Thanks everyone for your help on this issue. Strange thing is plow now stays raised when I raise it. Had another problem although. Plow would not raise with the joy stick. it would go left,right and lower but would not go up unless I used the quick hitch switch on the frame. I did a continuity check on the joy stick and everything was fine, checked the wiring from the joy stick to the truck side of the plow all was right there. Checked the plow wiring all was good there also. Couldnt fiqure out what was going on, then I remebered someone said something about making sure the plug was fully seated so I took a pair of channel locks and squezzed the two plugs together and sure enough that was what the problem. Now for one last issue, I still cannot get the plow to disengage from the truck when I move the quick hitch switch down. The only thing that happens is the pump runs. I have to remove S5 spool valve to get the plow of the truck. Coil seems to be working when I place a screw driver in it. What do you think, Spool valve ?


----------



## Mr.Markus (Jan 7, 2010)

Did you tighten that big nut on the claw...?


----------



## gmel (Dec 11, 2014)

Mr.Markus;1900825 said:


> Did you tighten that big nut on the claw...?

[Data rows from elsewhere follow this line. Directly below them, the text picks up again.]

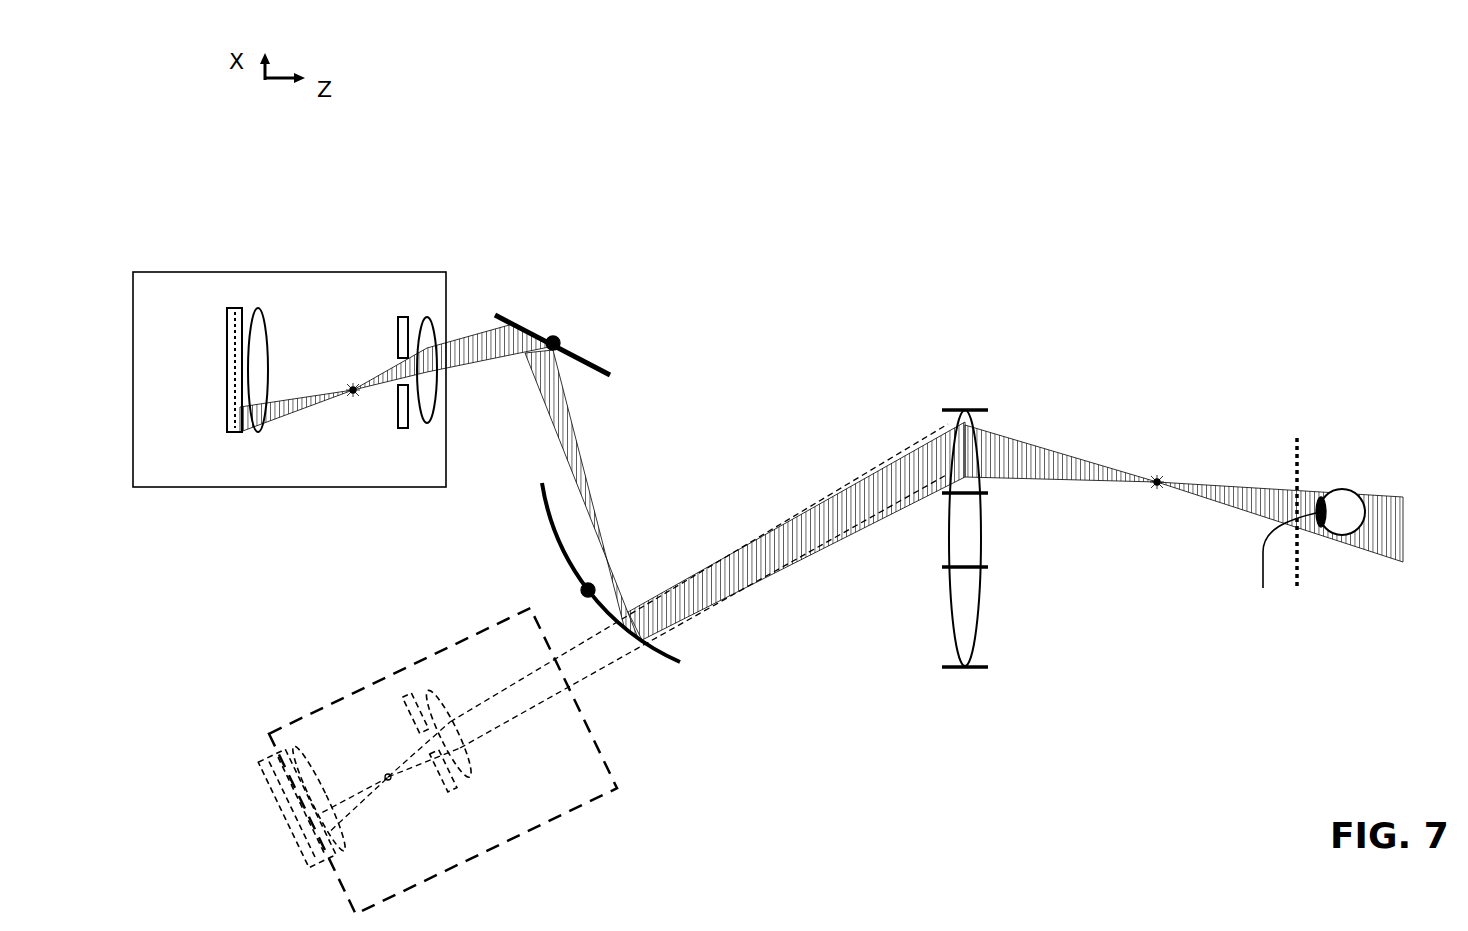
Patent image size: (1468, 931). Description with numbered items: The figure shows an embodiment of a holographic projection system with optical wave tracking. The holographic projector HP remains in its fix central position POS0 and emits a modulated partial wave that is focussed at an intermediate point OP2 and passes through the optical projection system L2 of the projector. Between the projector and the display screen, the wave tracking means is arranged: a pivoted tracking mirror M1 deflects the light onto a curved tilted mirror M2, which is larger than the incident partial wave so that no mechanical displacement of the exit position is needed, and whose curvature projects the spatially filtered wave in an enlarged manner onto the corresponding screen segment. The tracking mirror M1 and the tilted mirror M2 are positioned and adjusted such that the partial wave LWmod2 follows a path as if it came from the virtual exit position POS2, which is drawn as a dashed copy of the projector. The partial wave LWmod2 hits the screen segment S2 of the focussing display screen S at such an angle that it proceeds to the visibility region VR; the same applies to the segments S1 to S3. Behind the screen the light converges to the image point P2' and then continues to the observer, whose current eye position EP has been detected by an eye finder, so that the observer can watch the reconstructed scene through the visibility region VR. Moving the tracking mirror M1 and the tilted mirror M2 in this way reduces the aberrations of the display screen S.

The fix central position POS0 is at (289, 361).
The holographic projector HP is at (207, 357).
The intermediate image plane / focal point OP2 is at (300, 422).
The optical projection system L2 is at (417, 386).
The tracking mirror M1 is at (552, 330).
The tilted mirror M2 is at (712, 623).
The modulated partial wave LWmod2 is at (796, 531).
The virtual exit position POS2 is at (433, 766).
The focussing display screen S is at (967, 501).
The screen segment S1 is at (990, 543).
The screen segment S2 is at (990, 418).
The screen segment S3 is at (992, 597).
The image of the intermediate plane P2' is at (1070, 442).
The visibility region VR is at (1318, 513).
The eye position EP is at (1284, 577).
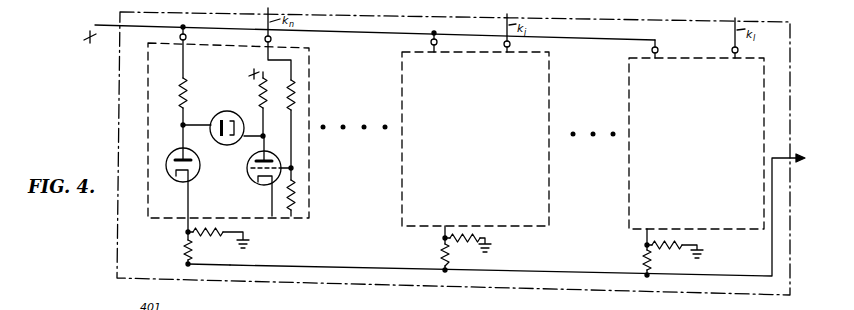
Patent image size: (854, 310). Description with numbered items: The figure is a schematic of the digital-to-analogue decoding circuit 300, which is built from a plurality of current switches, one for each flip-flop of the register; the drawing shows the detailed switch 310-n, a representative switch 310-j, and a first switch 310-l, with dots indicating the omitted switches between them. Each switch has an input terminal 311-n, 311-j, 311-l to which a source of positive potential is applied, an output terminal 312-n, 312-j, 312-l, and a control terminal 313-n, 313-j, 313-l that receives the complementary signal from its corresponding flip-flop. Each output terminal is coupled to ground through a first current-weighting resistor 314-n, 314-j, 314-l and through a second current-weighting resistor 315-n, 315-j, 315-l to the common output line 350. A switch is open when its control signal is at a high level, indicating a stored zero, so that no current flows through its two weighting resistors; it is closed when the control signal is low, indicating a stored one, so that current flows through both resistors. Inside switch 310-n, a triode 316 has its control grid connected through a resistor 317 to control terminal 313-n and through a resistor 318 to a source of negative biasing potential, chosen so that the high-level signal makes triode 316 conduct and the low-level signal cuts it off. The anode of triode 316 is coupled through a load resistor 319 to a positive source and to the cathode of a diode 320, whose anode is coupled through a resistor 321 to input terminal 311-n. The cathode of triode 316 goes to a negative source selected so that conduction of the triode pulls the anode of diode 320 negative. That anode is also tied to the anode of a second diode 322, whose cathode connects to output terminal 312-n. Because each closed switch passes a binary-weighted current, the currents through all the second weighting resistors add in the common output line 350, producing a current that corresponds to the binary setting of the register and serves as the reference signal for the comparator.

The decoding circuit 300 is at (122, 92).
The current switch 310-n is at (146, 202).
The current switch 310-j is at (404, 197).
The current switch 310-l is at (642, 198).
The input terminal 311-n is at (187, 39).
The input terminal 311-j is at (431, 42).
The input terminal 311-l is at (660, 50).
The output terminal 312-n is at (186, 250).
The output terminal 312-j is at (444, 238).
The output terminal 312-l is at (645, 246).
The control terminal 313-n is at (272, 40).
The control terminal 313-j is at (511, 47).
The control terminal 313-l is at (739, 50).
The first current-weighting resistor 314-n is at (226, 228).
The first current-weighting resistor 314-j is at (462, 230).
The first current-weighting resistor 314-l is at (665, 240).
The second current-weighting resistor 315-n is at (200, 266).
The second current-weighting resistor 315-j is at (452, 268).
The second current-weighting resistor 315-l is at (645, 262).
The triode 316 is at (248, 170).
The resistor 317 is at (296, 95).
The resistor 318 is at (296, 186).
The load resistor 319 is at (268, 92).
The diode 320 is at (219, 112).
The resistor 321 is at (188, 78).
The second diode 322 is at (171, 178).
The common output line 350 is at (316, 266).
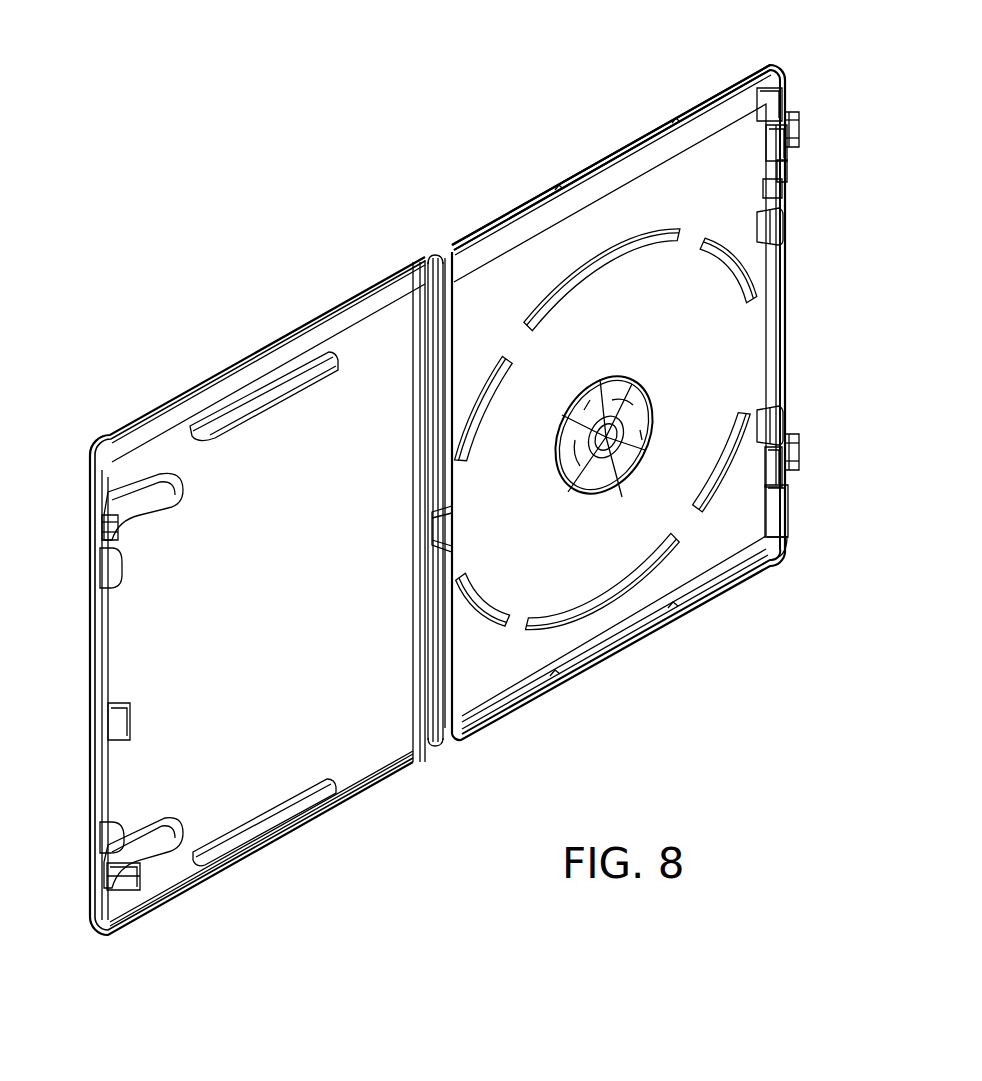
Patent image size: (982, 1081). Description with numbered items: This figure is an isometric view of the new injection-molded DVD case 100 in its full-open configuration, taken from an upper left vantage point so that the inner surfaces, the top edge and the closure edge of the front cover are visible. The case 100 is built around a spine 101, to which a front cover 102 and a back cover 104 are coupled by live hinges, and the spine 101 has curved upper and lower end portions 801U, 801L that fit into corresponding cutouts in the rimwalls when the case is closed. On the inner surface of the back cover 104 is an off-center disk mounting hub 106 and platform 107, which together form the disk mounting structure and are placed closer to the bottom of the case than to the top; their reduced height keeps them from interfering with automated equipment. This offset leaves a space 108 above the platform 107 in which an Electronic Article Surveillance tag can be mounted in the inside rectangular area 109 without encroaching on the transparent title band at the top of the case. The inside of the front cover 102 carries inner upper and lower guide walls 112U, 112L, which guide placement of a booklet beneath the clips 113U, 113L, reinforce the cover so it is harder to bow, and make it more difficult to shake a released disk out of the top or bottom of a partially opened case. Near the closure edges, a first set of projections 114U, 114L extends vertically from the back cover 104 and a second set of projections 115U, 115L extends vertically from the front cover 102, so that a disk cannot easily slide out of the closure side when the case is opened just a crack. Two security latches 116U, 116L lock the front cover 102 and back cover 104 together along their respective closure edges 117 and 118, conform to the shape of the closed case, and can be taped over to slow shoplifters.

The injection-molded DVD case 100 is at (456, 184).
The spine 101 is at (444, 256).
The front cover 102 is at (178, 452).
The back cover 104 is at (622, 212).
The disk mounting hub 106 is at (648, 381).
The disk mounting platform 107 is at (614, 606).
The space for EAS tag 108 is at (567, 287).
The inside rectangular area 109 is at (658, 186).
The inner upper guide wall 112U is at (270, 392).
The inner lower guide wall 112L is at (276, 820).
The upper clip 113U is at (150, 497).
The lower clip 113L is at (158, 848).
The upper projection of first set 114U is at (768, 233).
The lower projection of first set 114L is at (768, 417).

I checked it but honestly I didnt put a wrench on it. Trying to understand why that nut would have anything to do with the acuator not moving. I will put a wrench on it and give it a try.


----------



## Mr.Markus (Jan 7, 2010)

Its a simple thing and when its the slightest bit loose it slips and the claw doesn't disengage. Sounds dumb but you'd be amazed.


----------



## bliz&hinikerDLR (Dec 30, 2011)

gmel;1900765 said:


> Thanks everyone for your help on this issue. Strange thing is plow now stays raised when I raise it. Had another problem although. Plow would not raise with the joy stick. it would go left,right and lower but would not go up unless I used the quick hitch switch on the frame. I did a continuity check on the joy stick and everything was fine, checked the wiring from the joy stick to the truck side of the plow all was right there. Checked the plow wiring all was good there also. Couldnt fiqure out what was going on, then I remebered someone said something about making sure the plug was fully seated so I took a pair of channel locks and squezzed the two plugs together and sure enough that was what the problem. Now for one last issue, I still cannot get the plow to disengage from the truck when I move the quick hitch switch down. The only thing that happens is the pump runs. I have to remove S5 spool valve to get the plow of the truck. Coil seems to be working when I place a screw driver in it. What do you think, Spool valve ?


Both the S5 and the S8 valves activate on when disengaging the power hitch. Because the float function works, you can confirm that the S5 valve is good. First check for magnetism at S5 and S8. Then confirm the S8 valve is functioning.


----------